Former off-brand locales such as Mountaineer Park in West Virginia, Delaware Park and Philadelphia Park are now pumping up their purses and attracting many of the claiming-level horses from Kentucky and Maryland that make up the backbone of daily racing. Even Sunland Park in remote New Mexico has snuck a piece of the pie after pumping itself up as a "racino." It's the home base of Derby winner Mine That Bird and his trainer, Chip Woolley.
"[Slots] are a game-changer," Flanery said. "The situation that states like Kentucky and Maryland are in at this point, the racing has to compete with other tracks that are able to supplement their purses with alternative gaming revenue."
The numbers don't lie. On what will be the final Wednesday race card of the spring at Churchill Downs, 61 horses went to post in nine races. On the same day at Delaware Park, 76 horses competed in 10 races.

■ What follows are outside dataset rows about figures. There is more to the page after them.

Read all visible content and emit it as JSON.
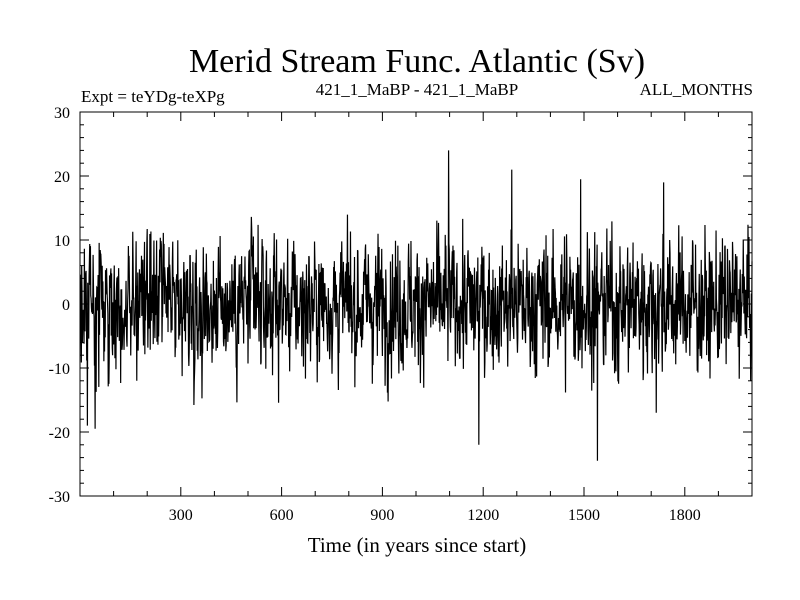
{
  "chart_data": {
    "type": "line",
    "title": "Merid Stream Func. Atlantic (Sv)",
    "subtitle_left": "Expt = teYDg-teXPg",
    "subtitle_center": "421_1_MaBP - 421_1_MaBP",
    "subtitle_right": "ALL_MONTHS",
    "xlabel": "Time (in years since start)",
    "ylabel": "",
    "xlim": [
      0,
      2000
    ],
    "ylim": [
      -30,
      30
    ],
    "x_ticks": [
      300,
      600,
      900,
      1200,
      1500,
      1800
    ],
    "x_tick_labels": [
      "300",
      "600",
      "900",
      "1200",
      "1500",
      "1800"
    ],
    "y_ticks": [
      -30,
      -20,
      -10,
      0,
      10,
      20,
      30
    ],
    "y_tick_labels": [
      "-30",
      "-20",
      "-10",
      "0",
      "10",
      "20",
      "30"
    ],
    "grid": false,
    "series": [
      {
        "name": "Merid Stream Func. Atlantic",
        "color": "#000000",
        "n_points": 2000,
        "x_start": 1,
        "x_step": 1,
        "noise_amplitude": 6.5,
        "notable_points": [
          {
            "x": 22,
            "y": -19
          },
          {
            "x": 45,
            "y": -19.5
          },
          {
            "x": 1097,
            "y": 24
          },
          {
            "x": 1187,
            "y": -22
          },
          {
            "x": 1285,
            "y": 21
          },
          {
            "x": 1490,
            "y": 19.5
          },
          {
            "x": 1540,
            "y": -24.5
          },
          {
            "x": 1737,
            "y": 19
          },
          {
            "x": 1715,
            "y": -17
          }
        ]
      }
    ]
  }
}
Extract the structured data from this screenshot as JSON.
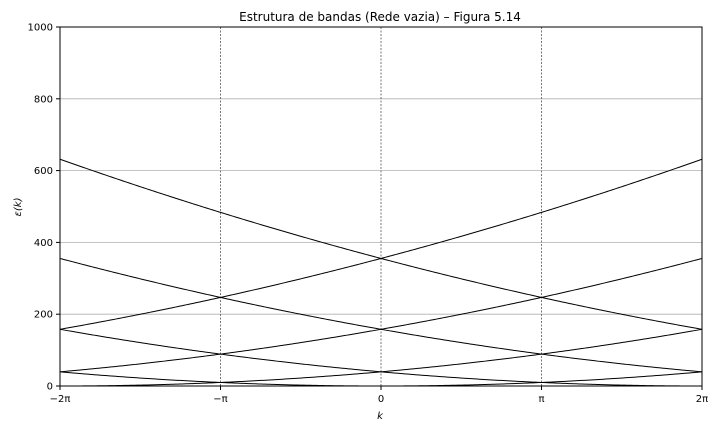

On Tuesday, Mountaineer Park had 78 horses run in nine races. On the Thursday of its biggest week of the year, Pimlico had 72 horses entered in nine races. Total purse money at Pimlico on Thursday: $158,000. Total purse money at Mountaineer on Tuesday: $164,000. Biggest single purse: a $75,000 race at Mountaineer.
Those are appreciable differences, as bettors look for fatter odds in fuller fields and horsemen look for bigger purses. And those states are also using some of the gambling revenue to enhance their in-state breeding programs, making them threats to the long-standing traditional breeding states.
So two of the ancient power bases of racing -- integral pieces of the American sporting tapestry -- are under siege in a changing landscape.
It's impossible to envision the Kentucky Derby ever losing its place in the sport's hierarchy, but the Preakness' place is less secure. If something doesn't change soon, and drastically, the festive scene at Pimlico on Saturday could disappear from Baltimore forever.